Puisqu’il est toujours idéal de réviser nos classiques, saluons la bonne idée de Carlotta de ressortir en Blu-ray deux films de François Truffaut. Le premier, La peau douce, remonte à 1964 (Les 400 coups datant de 1959). Le second, Le dernier métro, de 1980. Soit quatre ans avant la disparition du cinéaste. Autant dire qu’on assiste à une sorte de grand écart entre l’un et l’autre. La peau douce commence à s’éloigner des concepts de la Nouvelle Vague tout en gardant certains principes, comme le tournage en extérieurs.
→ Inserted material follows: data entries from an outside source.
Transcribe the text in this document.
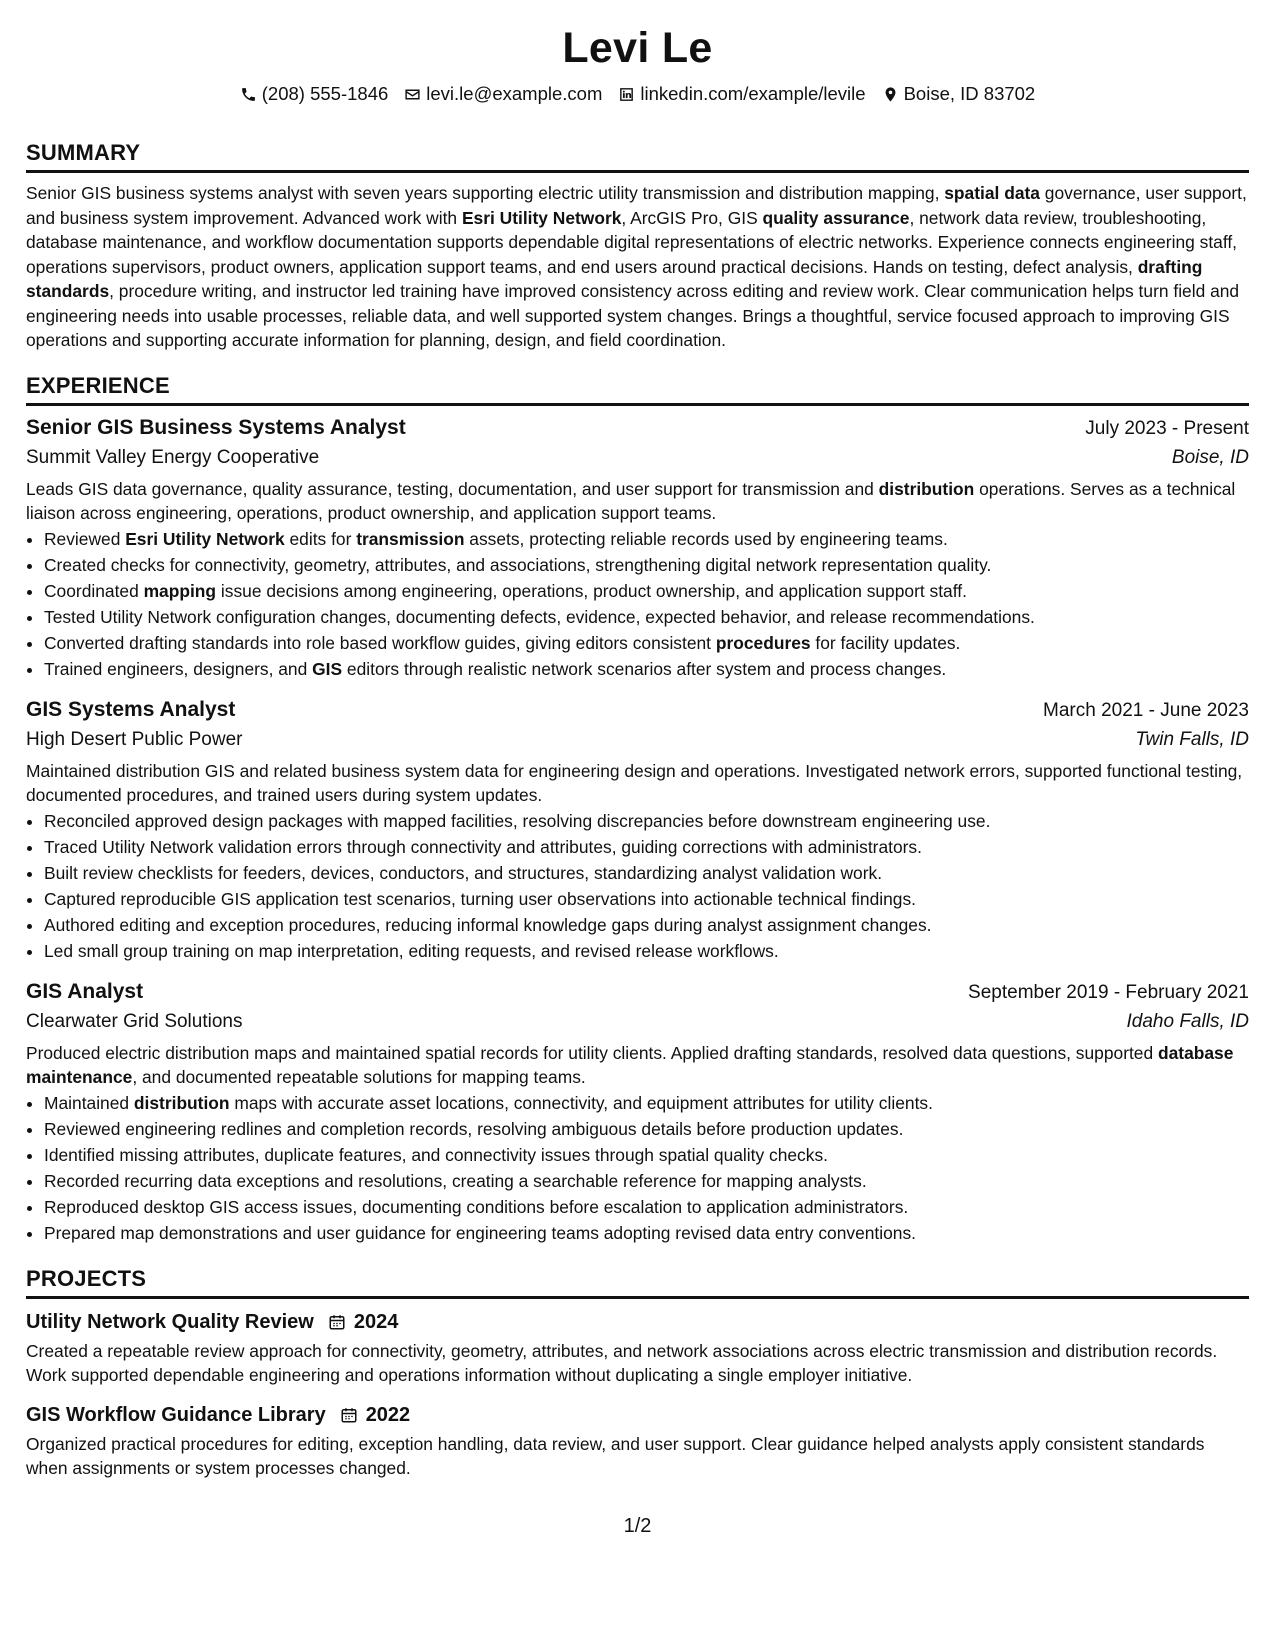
Levi Le
(208) 555-1846 levi.le@example.com linkedin.com/example/levile Boise, ID 83702
SUMMARY

Senior GIS business systems analyst with seven years supporting electric utility transmission and distribution mapping, spatial data governance, user support, and business system improvement. Advanced work with Esri Utility Network, ArcGIS Pro, GIS quality assurance, network data review, troubleshooting, database maintenance, and workflow documentation supports dependable digital representations of electric networks. Experience connects engineering staff, operations supervisors, product owners, application support teams, and end users around practical decisions. Hands on testing, defect analysis, drafting standards, procedure writing, and instructor led training have improved consistency across editing and review work. Clear communication helps turn field and engineering needs into usable processes, reliable data, and well supported system changes. Brings a thoughtful, service focused approach to improving GIS operations and supporting accurate information for planning, design, and field coordination.

EXPERIENCE
Senior GIS Business Systems Analyst	July 2023 - Present
Summit Valley Energy Cooperative	Boise, ID

Leads GIS data governance, quality assurance, testing, documentation, and user support for transmission and distribution operations. Serves as a technical liaison across engineering, operations, product ownership, and application support teams.

• Reviewed Esri Utility Network edits for transmission assets, protecting reliable records used by engineering teams.
• Created checks for connectivity, geometry, attributes, and associations, strengthening digital network representation quality.
• Coordinated mapping issue decisions among engineering, operations, product ownership, and application support staff.
• Tested Utility Network configuration changes, documenting defects, evidence, expected behavior, and release recommendations.
• Converted drafting standards into role based workflow guides, giving editors consistent procedures for facility updates.
• Trained engineers, designers, and GIS editors through realistic network scenarios after system and process changes.
GIS Systems Analyst	March 2021 - June 2023
High Desert Public Power	Twin Falls, ID

Maintained distribution GIS and related business system data for engineering design and operations. Investigated network errors, supported functional testing, documented procedures, and trained users during system updates.

• Reconciled approved design packages with mapped facilities, resolving discrepancies before downstream engineering use.
• Traced Utility Network validation errors through connectivity and attributes, guiding corrections with administrators.
• Built review checklists for feeders, devices, conductors, and structures, standardizing analyst validation work.
• Captured reproducible GIS application test scenarios, turning user observations into actionable technical findings.
• Authored editing and exception procedures, reducing informal knowledge gaps during analyst assignment changes.
• Led small group training on map interpretation, editing requests, and revised release workflows.
GIS Analyst	September 2019 - February 2021
Clearwater Grid Solutions	Idaho Falls, ID

Produced electric distribution maps and maintained spatial records for utility clients. Applied drafting standards, resolved data questions, supported database maintenance, and documented repeatable solutions for mapping teams.

• Maintained distribution maps with accurate asset locations, connectivity, and equipment attributes for utility clients.
• Reviewed engineering redlines and completion records, resolving ambiguous details before production updates.
• Identified missing attributes, duplicate features, and connectivity issues through spatial quality checks.
• Recorded recurring data exceptions and resolutions, creating a searchable reference for mapping analysts.
• Reproduced desktop GIS access issues, documenting conditions before escalation to application administrators.
• Prepared map demonstrations and user guidance for engineering teams adopting revised data entry conventions.
PROJECTS
Utility Network Quality Review 2024

Created a repeatable review approach for connectivity, geometry, attributes, and network associations across electric transmission and distribution records. Work supported dependable engineering and operations information without duplicating a single employer initiative.

GIS Workflow Guidance Library 2022

Organized practical procedures for editing, exception handling, data review, and user support. Clear guidance helped analysts apply consistent standards when assignments or system processes changed.

1/2
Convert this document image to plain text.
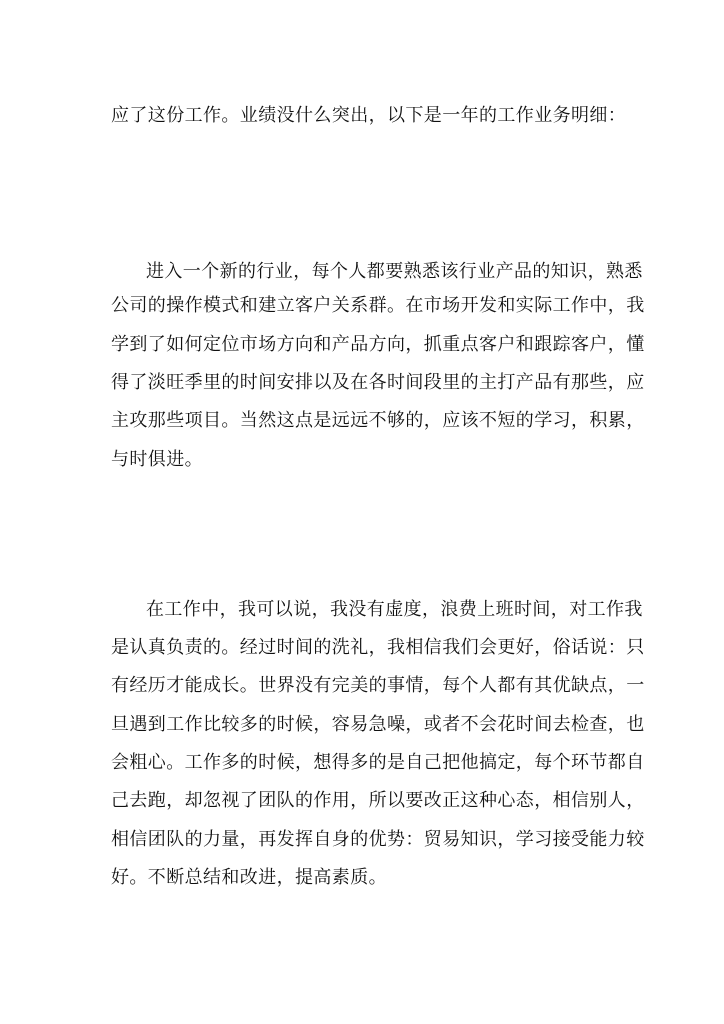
应了这份工作。业绩没什么突出，以下是一年的工作业务明细：
进入一个新的行业，每个人都要熟悉该行业产品的知识，熟悉
公司的操作模式和建立客户关系群。在市场开发和实际工作中，我
学到了如何定位市场方向和产品方向，抓重点客户和跟踪客户，懂
得了淡旺季里的时间安排以及在各时间段里的主打产品有那些，应
主攻那些项目。当然这点是远远不够的，应该不短的学习，积累，
与时俱进。
在工作中，我可以说，我没有虚度，浪费上班时间，对工作我
是认真负责的。经过时间的洗礼，我相信我们会更好，俗话说：只
有经历才能成长。世界没有完美的事情，每个人都有其优缺点，一
旦遇到工作比较多的时候，容易急噪，或者不会花时间去检查，也
会粗心。工作多的时候，想得多的是自己把他搞定，每个环节都自
己去跑，却忽视了团队的作用，所以要改正这种心态，相信别人，
相信团队的力量，再发挥自身的优势：贸易知识，学习接受能力较
好。不断总结和改进，提高素质。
Le dernier métro tourne carrément le dos à tout ce qui faisait la saveur du courant, jouant de l’artificialité des décors.

Dans un très beau noir et blanc, La peau douce raconte non pas l’histoire d’un amour mais celle d’une liaison adultère. Dès le premier plan des deux mains enlacés, on comprend de quoi il sera question : un index porte une alliance, l’autre non.

Dans un formidable supplément du Blu-ray — qu’il faut absolument voir —, Nicolas Saada apporte sur le film une interprétation à laquelle on ne peut qu’avoir envie de souscrire. Et si Jean Desailly, avec son costume étriqué et sa mallette qui ressemblent à la description que Godard faisait de Julien Duvivier, symbolisait le cinéma « qualité française » ? Alors Françoise Dorléac représenterait la Nouvelle Vague dans tout ce qu’elle a de jeune, de moderne, d’attirant.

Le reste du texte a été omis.